For the past month or so, Max has been pulling to stand and making some attempts to cruise. His standing has improved tremendously; he feels more solid when he stands and seems less fearful than he once was. We have, of course, been encouraging him to do more of the same and praising him when he does. And, we are grateful that he is motivated to move his body in this way.
But.....here's the dilemma. Because I have a typical child, who is younger than Max, I see how typical movement is supposed to progress. (It was just when Jozey started pulling to stand and starting to walk that Max was much more motivated to do the same.) Her movements are not only fluid, the progression of movements is different. I notice that Max actually relies on his spasticity, the high tone in his legs, to pull himself to stand along furniture. For example, the right foot (and he usually leads with the right) starts to come in, then the left foot points and the left leg stiffens and pushes his body up. He doesn't put alot of weight on that right foot, the leading foot. So, while the mobility is there, my concern is that he continues to rely on abnormal motion patterns to achieve the end result. And, so I wonder, is that beneficial to him in the long run? And, if not, how do we break him of the abnormal pattern and help him move his body in a more normal pattern? (Right now, we've resorted to constant verbal cues to keep his feet flat, push with the right foot, stand tall, etc all in an effort to reinforce the more typical movement patterns in the hopes that his brain will eventually "get it".)
I've been posing this question to his therapists and to his pediatrician. The consensus seems to be that, for now, any mobility is a positive thing. We could try botox to release the tight muscles so that Max has to use the weaker muscles for mobility. But, the disadvantage there is he might not have any mobility, and though it would be temporary, it would be highly frustrating. Another opinion is to allow him to continue to use whatever mobility he has with confidence and, once he's older, explain to him about his strong muscles and his weak muscles and how he has to start using his weak muscles.

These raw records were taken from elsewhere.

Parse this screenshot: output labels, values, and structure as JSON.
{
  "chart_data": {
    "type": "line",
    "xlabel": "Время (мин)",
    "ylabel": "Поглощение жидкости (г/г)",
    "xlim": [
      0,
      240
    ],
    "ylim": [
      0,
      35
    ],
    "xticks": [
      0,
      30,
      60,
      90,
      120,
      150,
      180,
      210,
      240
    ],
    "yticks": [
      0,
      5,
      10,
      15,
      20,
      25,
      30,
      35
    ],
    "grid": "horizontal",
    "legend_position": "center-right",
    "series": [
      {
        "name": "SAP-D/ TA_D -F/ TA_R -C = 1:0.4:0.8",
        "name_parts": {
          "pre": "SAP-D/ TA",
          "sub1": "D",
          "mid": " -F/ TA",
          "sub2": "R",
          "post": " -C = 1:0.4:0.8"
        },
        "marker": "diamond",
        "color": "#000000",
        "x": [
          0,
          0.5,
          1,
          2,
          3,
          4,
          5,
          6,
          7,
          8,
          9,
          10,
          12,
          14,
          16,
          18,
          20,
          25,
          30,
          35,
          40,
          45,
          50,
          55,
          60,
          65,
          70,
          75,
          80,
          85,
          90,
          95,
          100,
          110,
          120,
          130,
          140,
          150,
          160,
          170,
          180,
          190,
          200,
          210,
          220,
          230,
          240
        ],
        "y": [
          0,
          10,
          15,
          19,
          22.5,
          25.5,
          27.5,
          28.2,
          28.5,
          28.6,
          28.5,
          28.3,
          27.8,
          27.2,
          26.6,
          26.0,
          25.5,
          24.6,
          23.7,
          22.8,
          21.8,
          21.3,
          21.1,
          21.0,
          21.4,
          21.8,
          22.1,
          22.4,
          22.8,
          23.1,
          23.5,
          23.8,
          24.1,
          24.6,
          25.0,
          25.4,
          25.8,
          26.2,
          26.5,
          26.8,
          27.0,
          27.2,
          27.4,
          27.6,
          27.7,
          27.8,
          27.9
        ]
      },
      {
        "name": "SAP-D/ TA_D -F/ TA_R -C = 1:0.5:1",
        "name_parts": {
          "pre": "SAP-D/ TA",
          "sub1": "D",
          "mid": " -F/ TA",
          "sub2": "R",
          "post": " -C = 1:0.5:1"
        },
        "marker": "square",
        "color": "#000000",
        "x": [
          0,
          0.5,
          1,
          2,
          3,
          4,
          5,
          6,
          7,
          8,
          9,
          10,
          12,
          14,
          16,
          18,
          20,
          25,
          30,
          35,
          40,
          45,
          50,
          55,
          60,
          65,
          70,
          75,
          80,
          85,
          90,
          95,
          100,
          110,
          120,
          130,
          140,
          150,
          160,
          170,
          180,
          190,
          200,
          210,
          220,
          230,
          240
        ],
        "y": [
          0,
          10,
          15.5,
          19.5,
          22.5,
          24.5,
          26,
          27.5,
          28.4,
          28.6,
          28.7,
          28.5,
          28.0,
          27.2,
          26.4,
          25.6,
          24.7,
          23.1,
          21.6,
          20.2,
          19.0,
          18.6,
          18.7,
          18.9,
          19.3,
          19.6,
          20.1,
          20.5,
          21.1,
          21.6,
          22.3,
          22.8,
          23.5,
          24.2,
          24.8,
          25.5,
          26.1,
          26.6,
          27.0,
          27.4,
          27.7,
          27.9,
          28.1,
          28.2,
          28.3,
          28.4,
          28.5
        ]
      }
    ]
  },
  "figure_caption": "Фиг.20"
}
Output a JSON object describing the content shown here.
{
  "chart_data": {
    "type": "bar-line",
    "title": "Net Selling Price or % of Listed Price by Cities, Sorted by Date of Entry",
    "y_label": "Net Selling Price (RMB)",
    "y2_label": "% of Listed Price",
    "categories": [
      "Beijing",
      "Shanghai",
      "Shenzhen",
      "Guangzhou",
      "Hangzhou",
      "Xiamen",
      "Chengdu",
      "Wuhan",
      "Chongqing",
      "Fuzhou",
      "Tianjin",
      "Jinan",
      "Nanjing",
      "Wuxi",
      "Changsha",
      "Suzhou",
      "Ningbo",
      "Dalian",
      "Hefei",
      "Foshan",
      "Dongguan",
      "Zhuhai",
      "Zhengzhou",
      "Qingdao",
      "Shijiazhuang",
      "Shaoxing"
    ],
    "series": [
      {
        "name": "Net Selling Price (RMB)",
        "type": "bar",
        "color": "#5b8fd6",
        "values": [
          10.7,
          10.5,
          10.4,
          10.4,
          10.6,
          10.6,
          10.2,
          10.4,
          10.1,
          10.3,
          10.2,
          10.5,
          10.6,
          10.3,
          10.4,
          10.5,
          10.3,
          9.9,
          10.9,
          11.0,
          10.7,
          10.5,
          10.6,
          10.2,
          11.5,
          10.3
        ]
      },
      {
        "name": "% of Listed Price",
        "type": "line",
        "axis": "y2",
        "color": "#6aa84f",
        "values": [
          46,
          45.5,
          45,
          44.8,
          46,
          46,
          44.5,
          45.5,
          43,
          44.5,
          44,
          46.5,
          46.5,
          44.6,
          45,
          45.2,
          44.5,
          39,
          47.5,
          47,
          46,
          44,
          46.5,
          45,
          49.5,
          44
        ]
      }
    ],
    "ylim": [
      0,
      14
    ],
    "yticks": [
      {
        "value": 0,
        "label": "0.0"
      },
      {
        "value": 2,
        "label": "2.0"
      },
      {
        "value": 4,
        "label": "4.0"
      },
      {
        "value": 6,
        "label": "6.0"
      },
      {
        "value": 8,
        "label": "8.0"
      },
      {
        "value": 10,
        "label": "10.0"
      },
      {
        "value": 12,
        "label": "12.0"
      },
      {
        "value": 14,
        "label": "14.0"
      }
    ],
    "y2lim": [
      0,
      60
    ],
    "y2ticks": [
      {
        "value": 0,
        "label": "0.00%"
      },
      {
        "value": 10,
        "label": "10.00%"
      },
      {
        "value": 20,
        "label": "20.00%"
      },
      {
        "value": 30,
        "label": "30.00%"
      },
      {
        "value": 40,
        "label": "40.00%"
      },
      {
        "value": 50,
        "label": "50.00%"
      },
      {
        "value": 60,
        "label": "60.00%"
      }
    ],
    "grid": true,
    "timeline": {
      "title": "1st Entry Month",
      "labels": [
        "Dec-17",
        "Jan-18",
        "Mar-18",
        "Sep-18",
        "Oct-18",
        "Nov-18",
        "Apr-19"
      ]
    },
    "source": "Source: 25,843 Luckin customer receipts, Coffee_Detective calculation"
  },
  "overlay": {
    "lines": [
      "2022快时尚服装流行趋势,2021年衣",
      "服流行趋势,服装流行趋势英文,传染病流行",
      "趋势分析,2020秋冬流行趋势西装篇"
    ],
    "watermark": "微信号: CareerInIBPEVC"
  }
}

When Max first came home from the NICU, he didn't move much. His first movements were actually manifestations of his CP, although we didn't realize it at the time. Typical infants do a bicycling with their legs; it's a very natural movement. Max would pull both legs in, then kick them out, like a frog, with toes pointed inward, head arched back. That is not natural; but being first time parents, we were thrilled with this movement. Back then we should have started the exercises with him that would mimic that bicycle motion.....but we just didn't know. And, now, as I watch my son struggling to take steps, I keep asking myself if I could have done more? What could I have done differently?
I realize I can't change the past, and that I need to work within my present reality. But, it would be nice to have a glimpse of what I could be doing NOW so that one year from now, two years from now, I'm not asking myself the same questions.